On the night of September 20th and 21st, 1920 events happened in Balbriggan which brought the Irish War of Independence to world attention and proved to be a disastrous setback for Britain’s image abroad.
It began in Smyth's pub in the centre of Balbriggan around 9pm. An altercation occurred between Royal Irish Constabulary Head Constable Peter Burke, from Glenamaddy, Co Galway who was drinking with his brother Sergeant William Burke and some locals in the pub.
The exact circumstances have never been determined, but at some stage around 11pm they left the pub and were shot dead by an IRA volunteer Michael Rock, the officer commanding the Fingal Brigade.
Balbriggan is situated about three kilometres from the nearby British army camp in Gormanstown just over the border in County Meath.
Shortly before midnight three lorry loads of Crown forces comprising of Black and Tans, Auxiliaries and RIC entered the town and began burning and looting premises.
They burned four pubs to the ground including Smyths, the Gladstone Inn, which was owned by the grandfather of former Fianna Fail TD Jim Glennon, and Derham's Pub which was owned by John Derham, a local Sinn Féin representative.
They then proceeded to Clonard Street where they destroyed more than 20 houses and shot them up while terrified residents fled into the fields.
Factory
They burned the Deeds and Templar hosiery factory which was the biggest employer in the town. It left 200 people out of work.

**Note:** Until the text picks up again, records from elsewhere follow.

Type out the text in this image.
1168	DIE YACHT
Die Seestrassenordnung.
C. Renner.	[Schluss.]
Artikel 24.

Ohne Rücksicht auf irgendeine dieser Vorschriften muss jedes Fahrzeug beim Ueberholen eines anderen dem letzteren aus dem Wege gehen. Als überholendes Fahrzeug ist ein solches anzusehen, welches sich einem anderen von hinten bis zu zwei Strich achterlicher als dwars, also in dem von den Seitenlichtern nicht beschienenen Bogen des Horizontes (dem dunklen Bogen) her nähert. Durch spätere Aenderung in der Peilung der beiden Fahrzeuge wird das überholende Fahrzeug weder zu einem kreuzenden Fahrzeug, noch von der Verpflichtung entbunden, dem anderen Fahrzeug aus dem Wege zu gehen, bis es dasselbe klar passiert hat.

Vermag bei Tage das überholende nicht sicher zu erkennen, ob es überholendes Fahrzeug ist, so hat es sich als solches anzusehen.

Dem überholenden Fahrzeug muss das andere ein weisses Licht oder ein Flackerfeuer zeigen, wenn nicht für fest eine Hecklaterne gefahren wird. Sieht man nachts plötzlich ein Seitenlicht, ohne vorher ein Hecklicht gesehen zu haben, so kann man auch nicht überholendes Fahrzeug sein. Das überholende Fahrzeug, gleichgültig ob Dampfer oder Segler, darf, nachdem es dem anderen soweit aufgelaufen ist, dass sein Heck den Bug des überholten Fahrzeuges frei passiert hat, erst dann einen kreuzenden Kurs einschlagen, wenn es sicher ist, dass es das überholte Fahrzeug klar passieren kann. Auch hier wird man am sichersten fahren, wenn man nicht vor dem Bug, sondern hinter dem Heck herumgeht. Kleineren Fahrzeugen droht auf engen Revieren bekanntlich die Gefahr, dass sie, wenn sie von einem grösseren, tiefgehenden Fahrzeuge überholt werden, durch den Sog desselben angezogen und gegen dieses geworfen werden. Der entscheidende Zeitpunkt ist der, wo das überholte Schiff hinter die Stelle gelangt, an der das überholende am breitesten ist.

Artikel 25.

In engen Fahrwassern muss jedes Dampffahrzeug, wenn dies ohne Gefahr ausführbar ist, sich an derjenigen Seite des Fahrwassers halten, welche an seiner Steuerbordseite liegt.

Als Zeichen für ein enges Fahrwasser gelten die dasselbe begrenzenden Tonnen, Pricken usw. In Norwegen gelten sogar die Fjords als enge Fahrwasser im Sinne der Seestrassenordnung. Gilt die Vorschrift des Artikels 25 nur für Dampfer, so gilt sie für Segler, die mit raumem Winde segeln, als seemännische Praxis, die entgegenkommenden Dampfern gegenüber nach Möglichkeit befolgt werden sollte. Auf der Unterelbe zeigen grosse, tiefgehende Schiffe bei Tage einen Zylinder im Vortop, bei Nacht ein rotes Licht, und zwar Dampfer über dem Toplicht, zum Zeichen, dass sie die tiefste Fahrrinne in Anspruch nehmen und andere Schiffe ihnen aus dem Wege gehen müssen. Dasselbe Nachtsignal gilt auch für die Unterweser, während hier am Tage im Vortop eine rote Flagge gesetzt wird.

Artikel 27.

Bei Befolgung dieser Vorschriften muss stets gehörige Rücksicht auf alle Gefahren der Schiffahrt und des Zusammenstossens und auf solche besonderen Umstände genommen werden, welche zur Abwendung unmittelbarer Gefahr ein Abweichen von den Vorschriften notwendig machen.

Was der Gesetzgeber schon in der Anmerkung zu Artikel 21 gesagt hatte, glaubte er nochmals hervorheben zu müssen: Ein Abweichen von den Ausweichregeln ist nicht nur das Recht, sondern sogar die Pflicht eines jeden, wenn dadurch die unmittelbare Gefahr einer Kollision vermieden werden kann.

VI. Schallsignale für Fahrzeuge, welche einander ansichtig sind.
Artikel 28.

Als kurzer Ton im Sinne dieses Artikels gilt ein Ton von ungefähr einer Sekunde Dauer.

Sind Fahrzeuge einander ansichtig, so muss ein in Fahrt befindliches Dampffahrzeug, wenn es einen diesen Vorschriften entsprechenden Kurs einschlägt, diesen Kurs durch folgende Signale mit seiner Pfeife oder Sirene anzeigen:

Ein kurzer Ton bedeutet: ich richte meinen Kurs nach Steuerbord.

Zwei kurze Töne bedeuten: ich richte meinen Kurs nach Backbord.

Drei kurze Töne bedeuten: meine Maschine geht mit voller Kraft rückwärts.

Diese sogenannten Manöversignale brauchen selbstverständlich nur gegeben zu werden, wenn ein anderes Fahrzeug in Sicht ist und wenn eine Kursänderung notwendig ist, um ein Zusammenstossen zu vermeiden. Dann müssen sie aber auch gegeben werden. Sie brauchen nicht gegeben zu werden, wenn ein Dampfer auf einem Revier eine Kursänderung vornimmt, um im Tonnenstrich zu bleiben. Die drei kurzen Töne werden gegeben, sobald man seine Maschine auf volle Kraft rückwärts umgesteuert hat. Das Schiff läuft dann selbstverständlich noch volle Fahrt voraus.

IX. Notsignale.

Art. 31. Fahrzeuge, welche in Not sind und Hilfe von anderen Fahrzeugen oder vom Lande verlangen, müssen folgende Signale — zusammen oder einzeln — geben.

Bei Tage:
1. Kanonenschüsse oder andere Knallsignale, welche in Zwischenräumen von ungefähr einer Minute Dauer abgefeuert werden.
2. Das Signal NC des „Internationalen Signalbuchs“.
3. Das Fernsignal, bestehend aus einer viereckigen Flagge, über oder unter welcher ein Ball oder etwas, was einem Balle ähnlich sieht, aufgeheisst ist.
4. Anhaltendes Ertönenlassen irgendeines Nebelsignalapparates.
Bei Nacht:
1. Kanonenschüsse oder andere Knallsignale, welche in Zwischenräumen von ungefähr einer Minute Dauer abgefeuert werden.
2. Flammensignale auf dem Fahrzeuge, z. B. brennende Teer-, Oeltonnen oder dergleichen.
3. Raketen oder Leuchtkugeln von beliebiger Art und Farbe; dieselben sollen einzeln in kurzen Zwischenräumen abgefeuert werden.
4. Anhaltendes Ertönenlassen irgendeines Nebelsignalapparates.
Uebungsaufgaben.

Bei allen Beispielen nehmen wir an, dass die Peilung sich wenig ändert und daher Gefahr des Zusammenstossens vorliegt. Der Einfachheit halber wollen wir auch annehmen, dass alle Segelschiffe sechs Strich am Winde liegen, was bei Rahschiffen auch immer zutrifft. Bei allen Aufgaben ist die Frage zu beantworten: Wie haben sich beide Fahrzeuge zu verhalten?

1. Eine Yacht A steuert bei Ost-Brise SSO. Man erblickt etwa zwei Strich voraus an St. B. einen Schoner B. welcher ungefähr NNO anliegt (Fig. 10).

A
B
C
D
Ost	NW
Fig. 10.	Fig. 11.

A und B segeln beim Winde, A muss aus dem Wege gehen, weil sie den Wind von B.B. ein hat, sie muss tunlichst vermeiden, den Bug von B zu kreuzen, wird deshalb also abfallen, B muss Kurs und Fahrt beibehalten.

During the night they picked up many known Republican activists from the town and beat and tortured them before leaving the bodies of two of them, John Gibbons and Seamus Lawless, on the street.
In 1981 members of the local Balbriggan and District Historical Society interviewed eyewitnesses to the sack who had been children at the time.
"I remember waking up with the terrible noise and shouting and doors getting banged in. We were crossing the fields at the back of the house as the smoke was coming up," remembered Michael Hammond who was eight at the time.
“I remember everybody screaming,” Kathleen McGillivary recalled. “Two men have been shot in Smyth’s pub. There is going to be trouble tonight. Clonard Street was good and well in flames. The Black and Tans burned whatever they could get”.
John Lawless said his grandfather Seamus Lawless was beaten with the butt of a rifle, bayoneted and then shot before his body and that of Gibbons were dumped on the street. "It was such an horrific thing to do to these two men," he said.
There was dozens of such reprisals across Ireland during the War of Independence giving rise to a phrase which entered the lexicon for gratuitous violence by State forces "black and tannery".
Unfortunately for the British government, Balbriggan was immediately accessible to the international press which had gathered in Dublin to cover the war.
Images and video footage of the burned out houses and homeless civilians were circulated around the world.
Britain
They provoked outrage in Britain too among more liberal-minded people including the former British prime minister Herbert Asquith who compared the sack of Balbriggan to the acts of violence carried out by the German army on French and Belgian civilians at the beginning of the first World War.
Was not the sacrifice of the lives of 800,000 British soldiers who died in the Great War supposed to stop this sort of thing every happening again? Asquith pointedly asked.
In marking the centenary, President Michael D Higgins called attention to the history of British reprisals across its Empire.
The British used similar tactics in India and in suppressing the Mau Mau uprising in Kenya in 1952 and in 1956 in Cyprus. It was also a policy carried out by the United States during the Vietnam war, the president pointed out.
President Higgins said British reprisals were rooted in “ideological assumptions, of superiority and inferiority in terms of race, culture or capacity, in the notion of the collective as a disloyal, hopeless or threatening version of the ‘other’.”
The president quoted from the Scottish philosopher David Hume who wrote in his History of England: "The Irish from the beginning of time had been buried in the most profound barbarianism and ignorance; and as they were never conquered, even, indeed, by the Romans from whom all the Western world derives its culture, they continued still in the most rude state of society and were distinguished by those vices to which human nature, not tamed by education, nor restrained by laws, is for ever subject."
The president continued: "Indeed, a century later, Winston Churchill would write, 'We have always found the Irish to be a bit odd. They refuse to be English'. The 'othering' of Irish people and their culture was undeniably ingrained at all levels of British society."
The president described the Sack of Balbriggan as an “act of collective punishment, a reprisal, a term that would become the mark of a policy aimed at subjugation, installation of fear in a public that had in its midst those that sought independence”.